Allez, viens on partage !
La musique, les photos, les potos, le potage, les potins.
J’ai entendu dire qu’ils avaient pendu un chef d’État.
Qu’un fou avait pris deux tours dans une immense partie d’échecs.
J’ai cru comprendre qu’une religion était diabolisée.
Celle où ils croient en Jésus, où ils mangent de la viande Kasher, celle où il faut se rendre au moins une fois par semaine dans un lieu sacré, celle où on se respecte et où on ne Tuera Point. Celle où se couvre le chef au couvant. Celle où on croit au Paradis et à l’Enfer après le couchant.
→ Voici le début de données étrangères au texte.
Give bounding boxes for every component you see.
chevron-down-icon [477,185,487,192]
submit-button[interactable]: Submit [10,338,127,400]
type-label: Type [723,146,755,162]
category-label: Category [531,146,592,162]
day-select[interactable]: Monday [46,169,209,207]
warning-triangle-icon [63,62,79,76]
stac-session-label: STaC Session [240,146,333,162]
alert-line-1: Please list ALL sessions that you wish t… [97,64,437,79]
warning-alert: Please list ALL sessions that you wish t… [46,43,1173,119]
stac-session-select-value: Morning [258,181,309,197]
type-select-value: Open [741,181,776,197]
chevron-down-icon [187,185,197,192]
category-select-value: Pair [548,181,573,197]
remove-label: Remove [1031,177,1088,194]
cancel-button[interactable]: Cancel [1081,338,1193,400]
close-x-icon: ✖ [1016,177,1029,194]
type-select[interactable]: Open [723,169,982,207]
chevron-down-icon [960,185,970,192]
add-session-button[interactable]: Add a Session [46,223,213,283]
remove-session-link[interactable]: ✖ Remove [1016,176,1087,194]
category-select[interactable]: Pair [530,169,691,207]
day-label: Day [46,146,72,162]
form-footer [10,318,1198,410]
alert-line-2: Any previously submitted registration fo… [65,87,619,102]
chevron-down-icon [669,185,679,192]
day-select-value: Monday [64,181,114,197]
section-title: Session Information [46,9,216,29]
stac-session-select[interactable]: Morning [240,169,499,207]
On en discute ?
Allez, viens on partage ! Nos peurs, nos doutes, nos dettes, nos routes. Nous routeurs. Nos soutes, nos quêtes. On goute nos fêtes. On coupe, des bêtes, somme toute. Tous. Quelle que soit la direction dans laquelle on prie. Quelle que soit la prison dans laquelle on vit. On s’en construit tout seul. Des toutes belles dans la tête. Des modernes. On s’incarcère. Et on s’accorde dans la journée, une heure de promenade. Parfois, on va boire un verre au parloir. Parfois, le maton dans mon crâne me fait du mal en oubliant que je l’ai crée.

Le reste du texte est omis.